NewAmsterdam Pharma Awaits EMA, MHRA, and Swissmedic Decisions on Obicetrapib in H2 2026
EMA, MHRA, and Swissmedic decisions on obicetrapib expected H2 2026, with Menarini targeting Q4 launches in Germany and the UK.
Breaking News
May 07, 2026
Pharma Now Editorial Team

Regulatory affairs teams managing multi-jurisdictional cardiovascular submissions should note that NewAmsterdam Pharma is tracking concurrent approval decisions from the EMA, UK MHRA, and Swiss Swissmedic on obicetrapib and its fixed-dose combination with ezetimibe, with all three decisions expected in the second half of 2026. Conditional on those outcomes, commercial partner Menarini is positioned for potential launches in Germany and the UK as early as Q4 2026.

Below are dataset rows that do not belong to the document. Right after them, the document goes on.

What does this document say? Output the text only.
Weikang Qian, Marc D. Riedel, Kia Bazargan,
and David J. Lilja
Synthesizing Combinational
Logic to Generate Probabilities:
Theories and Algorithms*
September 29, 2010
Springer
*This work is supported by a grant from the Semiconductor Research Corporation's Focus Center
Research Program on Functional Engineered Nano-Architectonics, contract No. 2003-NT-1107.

The parallel review timeline across three distinct regulatory jurisdictions reflects the coordination demands that cardiovascular drug programmes increasingly face post-ICH Q10 alignment. Each agency operates under its own procedural clock, and a staggered or misaligned decision sequence could compress Menarini's launch window or require market-specific labelling adjustments ahead of the Q4 target.
On the clinical side, NewAmsterdam completed enrollment in the REMBRANDT Phase 3 trial and confirmed a PREVAIL interim analysis for Q4 2026, with results expected in Q1 2027. The PREVAIL decision to conduct an interim analysis follows a blinded review showing a Year 1-to-Year 2 overall MACE event rate lower than anticipated, meeting the threshold for the minimum 2.5-year follow-up required to trigger the analysis. Topline data from the RUBENS Phase 3 trial are also expected by year-end 2026.
New analyses from the pivotal Phase 3 BROADWAY and BROOKLYN trials, presented at the American College of Cardiology Annual Scientific Session in March 2026 and simultaneously published in the American Journal of Preventive Cardiology, extended the obicetrapib safety dataset. A pooled analysis showed obicetrapib 10 mg was associated with a slower annualised decline in estimated glomerular filtration rate (eGFR) compared with placebo (-0.41 vs. -1.08 mL/min/1.73 m²), alongside nominally fewer composite renal events over 12 months. For QA and regulatory leads, these post-hoc renal and metabolic signal analyses are likely to feature in agency queries across all three submissions.
NewAmsterdam reported $707.3 million in cash, cash equivalents, and marketable securities as of March 31, 2026, providing the runway to sustain three concurrent Phase 3 programmes through anticipated readouts.
The Q4 2026 PREVAIL interim analysis will serve as the next measurable checkpoint for both the clinical programme and the broader regulatory narrative NewAmsterdam is building across European markets.